Важно, что в таких условиях не работает даже вопрос «Кому это было выгодно?», поскольку дегуманизированный и дерационализированный режим может сделать все что угодно. Либо просто из личной прихоти («Путину мозг войной свело»), либо выгода придумывается исходя из все той же презумпции виновности. Раз они это сделали, значит, в том была выгода, которую мы просто пока не видим.

Наконец, разделенный мир может оказаться миром, где вопросам личной безопасности, гражданского общества, социальным программам в целом будет уделяться значительно меньше внимания. Всем затянуть пояса, война ж на пороге!

Мне, естественно, очень не хотелось бы жить при таком миропорядке, но отмечу важное.
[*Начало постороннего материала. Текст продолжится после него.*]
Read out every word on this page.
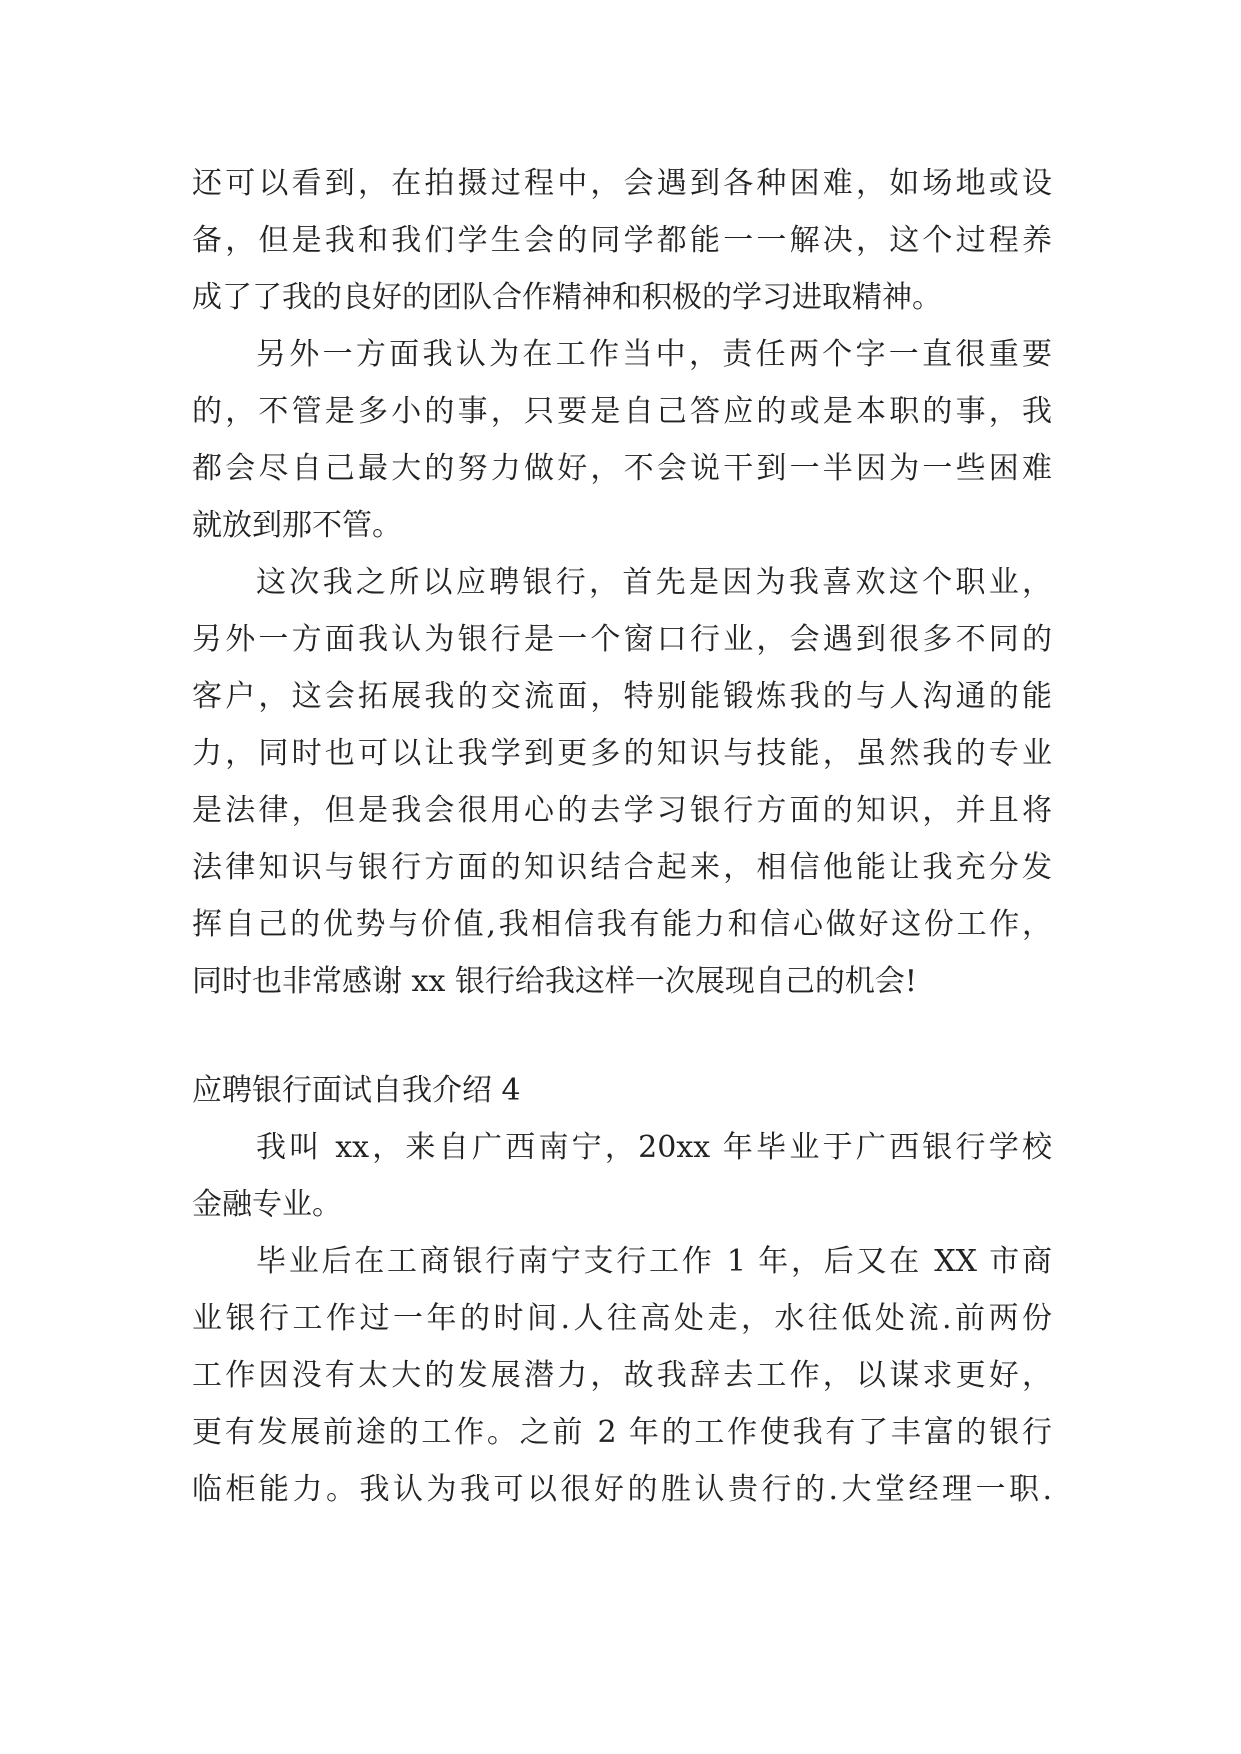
还可以看到，在拍摄过程中，会遇到各种困难，如场地或设
备，但是我和我们学生会的同学都能一一解决，这个过程养
成了了我的良好的团队合作精神和积极的学习进取精神。
另外一方面我认为在工作当中，责任两个字一直很重要
的，不管是多小的事，只要是自己答应的或是本职的事，我
都会尽自己最大的努力做好，不会说干到一半因为一些困难
就放到那不管。
这次我之所以应聘银行，首先是因为我喜欢这个职业，
另外一方面我认为银行是一个窗口行业，会遇到很多不同的
客户，这会拓展我的交流面，特别能锻炼我的与人沟通的能
力，同时也可以让我学到更多的知识与技能，虽然我的专业
是法律，但是我会很用心的去学习银行方面的知识，并且将
法律知识与银行方面的知识结合起来，相信他能让我充分发
挥自己的优势与价值,我相信我有能力和信心做好这份工作，
同时也非常感谢 xx 银行给我这样一次展现自己的机会!
应聘银行面试自我介绍 4
我叫 xx，来自广西南宁，20xx 年毕业于广西银行学校
金融专业。
毕业后在工商银行南宁支行工作 1 年，后又在 XX 市商
业银行工作过一年的时间.人往高处走，水往低处流.前两份
工作因没有太大的发展潜力，故我辞去工作，以谋求更好，
更有发展前途的工作。之前 2 年的工作使我有了丰富的银行
临柜能力。我认为我可以很好的胜认贵行的.大堂经理一职.
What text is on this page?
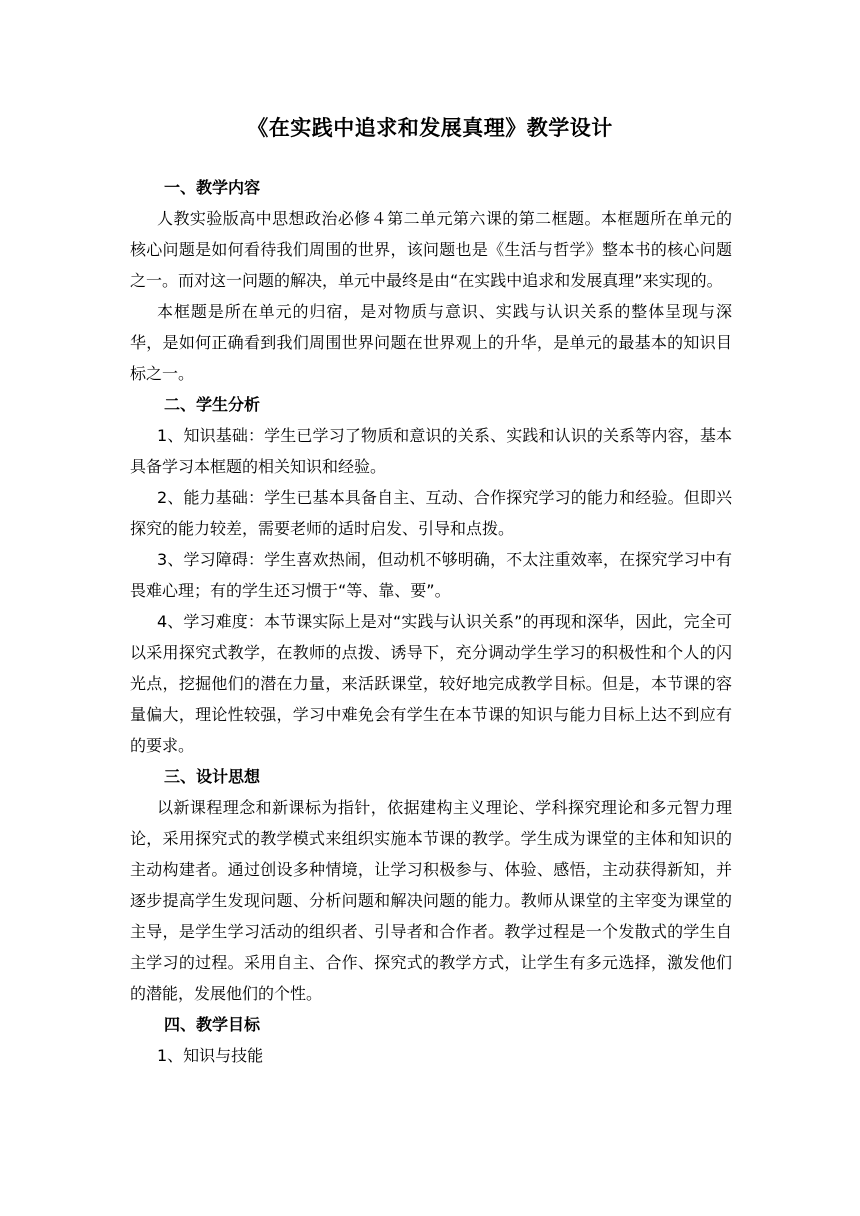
《在实践中追求和发展真理》教学设计
一、教学内容

人教实验版高中思想政治必修４第二单元第六课的第二框题。本框题所在单元的核心问题是如何看待我们周围的世界，该问题也是《生活与哲学》整本书的核心问题之一。而对这一问题的解决，单元中最终是由“在实践中追求和发展真理”来实现的。

本框题是所在单元的归宿，是对物质与意识、实践与认识关系的整体呈现与深华，是如何正确看到我们周围世界问题在世界观上的升华，是单元的最基本的知识目标之一。

二、学生分析

1、知识基础：学生已学习了物质和意识的关系、实践和认识的关系等内容，基本具备学习本框题的相关知识和经验。

2、能力基础：学生已基本具备自主、互动、合作探究学习的能力和经验。但即兴探究的能力较差，需要老师的适时启发、引导和点拨。

3、学习障碍：学生喜欢热闹，但动机不够明确，不太注重效率，在探究学习中有畏难心理；有的学生还习惯于“等、靠、要”。

4、学习难度：本节课实际上是对“实践与认识关系”的再现和深华，因此，完全可以采用探究式教学，在教师的点拨、诱导下，充分调动学生学习的积极性和个人的闪光点，挖掘他们的潜在力量，来活跃课堂，较好地完成教学目标。但是，本节课的容量偏大，理论性较强，学习中难免会有学生在本节课的知识与能力目标上达不到应有的要求。

三、设计思想

以新课程理念和新课标为指针，依据建构主义理论、学科探究理论和多元智力理论，采用探究式的教学模式来组织实施本节课的教学。学生成为课堂的主体和知识的主动构建者。通过创设多种情境，让学习积极参与、体验、感悟，主动获得新知，并逐步提高学生发现问题、分析问题和解决问题的能力。教师从课堂的主宰变为课堂的主导，是学生学习活动的组织者、引导者和合作者。教学过程是一个发散式的学生自主学习的过程。采用自主、合作、探究式的教学方式，让学生有多元选择，激发他们的潜能，发展他们的个性。

四、教学目标

1、知识与技能
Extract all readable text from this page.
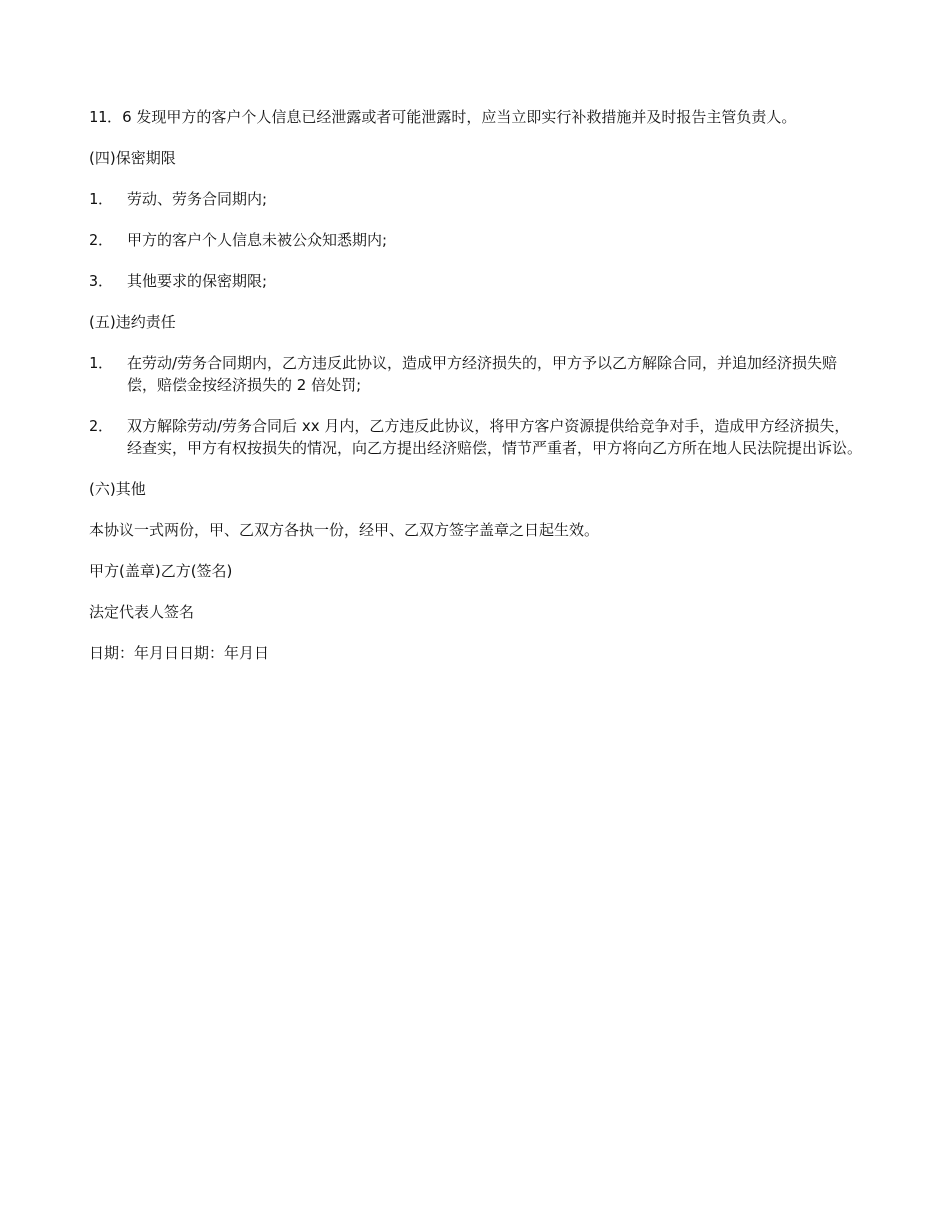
11．6 发现甲方的客户个人信息已经泄露或者可能泄露时，应当立即实行补救措施并及时报告主管负责人。

(四)保密期限

1． 劳动、劳务合同期内;
2． 甲方的客户个人信息未被公众知悉期内;
3． 其他要求的保密期限;

(五)违约责任

1． 在劳动/劳务合同期内，乙方违反此协议，造成甲方经济损失的，甲方予以乙方解除合同，并追加经济损失赔偿，赔偿金按经济损失的 2 倍处罚;
2． 双方解除劳动/劳务合同后 xx 月内，乙方违反此协议，将甲方客户资源提供给竞争对手，造成甲方经济损失，经查实，甲方有权按损失的情况，向乙方提出经济赔偿，情节严重者，甲方将向乙方所在地人民法院提出诉讼。

(六)其他

本协议一式两份，甲、乙双方各执一份，经甲、乙双方签字盖章之日起生效。

甲方(盖章)乙方(签名)

法定代表人签名

日期：年月日日期：年月日
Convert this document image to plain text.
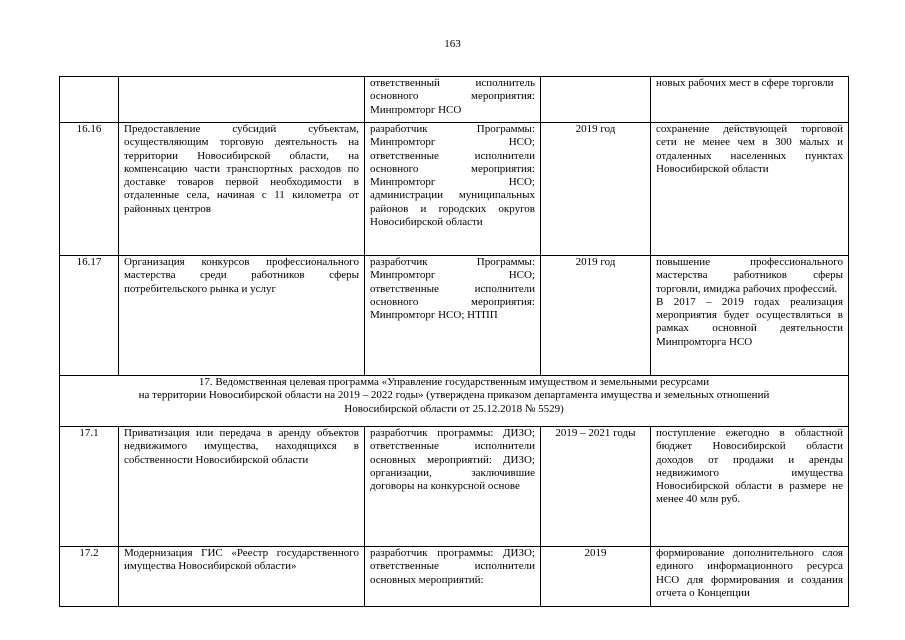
163
		ответственный исполнитель основного мероприятия: Минпромторг НСО		новых рабочих мест в сфере торговли
16.16	Предоставление субсидий субъектам, осуществляющим торговую деятельность на территории Новосибирской области, на компенсацию части транспортных расходов по доставке товаров первой необходимости в отдаленные села, начиная с 11 километра от районных центров	разработчик Программы: Минпромторг НСО; ответственные исполнители основного мероприятия: Минпромторг НСО; администрации муниципальных районов и городских округов Новосибирской области	2019 год	сохранение действующей торговой сети не менее чем в 300 малых и отдаленных населенных пунктах Новосибирской области
16.17	Организация конкурсов профессионального мастерства среди работников сферы потребительского рынка и услуг	разработчик Программы: Минпромторг НСО; ответственные исполнители основного мероприятия: Минпромторг НСО; НТПП	2019 год	повышение профессионального мастерства работников сферы торговли, имиджа рабочих профессий.
В 2017 – 2019 годах реализация мероприятия будет осуществляться в рамках основной деятельности Минпромторга НСО

17. Ведомственная целевая программа «Управление государственным имуществом и земельными ресурсами
на территории Новосибирской области на 2019 – 2022 годы» (утверждена приказом департамента имущества и земельных отношений
Новосибирской области от 25.12.2018 № 5529)				

17.1	Приватизация или передача в аренду объектов недвижимого имущества, находящихся в собственности Новосибирской области	разработчик программы: ДИЗО; ответственные исполнители основных мероприятий: ДИЗО; организации, заключившие договоры на конкурсной основе	2019 – 2021 годы	поступление ежегодно в областной бюджет Новосибирской области доходов от продажи и аренды недвижимого имущества Новосибирской области в размере не менее 40 млн руб.
17.2	Модернизация ГИС «Реестр государственного имущества Новосибирской области»	разработчик программы: ДИЗО; ответственные исполнители основных мероприятий:	2019	формирование дополнительного слоя единого информационного ресурса НСО для формирования и создания отчета о Концепции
Во-первых, так как нам хорошо видны процессы, происходящие на нашей половинке мира, некоторым кажется, что они происходят только у нас и именно РФ является главным инициатором скатывания. К сожалению, все существенно сложнее.

Во-вторых, если для России жизнь в условиях изоляции неприятна но привычна, то для Европы это может оказаться гораздо более серьезным испытанием, поскольку у них нет наработанных механизмов решения проблем, которые в связи с этим могут возникнуть. Одним из признаков может выступать увеличивающийся разрыв между США и ЕС.

А Северную Корею все эти изменения заденут минимально. В условиях нового блокового противостояния она будет нужна как важный стратегический форпост или хотя бы буфер, плюс – эта страна уже существует в условиях «разделенного мира», воспринимая себя как остров, окруженный врагами или силами, желающими навязать стране свои модели развития. Как пошутил один знакомый автора, в условиях глобального кризиса Северная Корея только выиграет, потому что она уже существует в тех условиях, в которых иные страны еще только могут оказаться.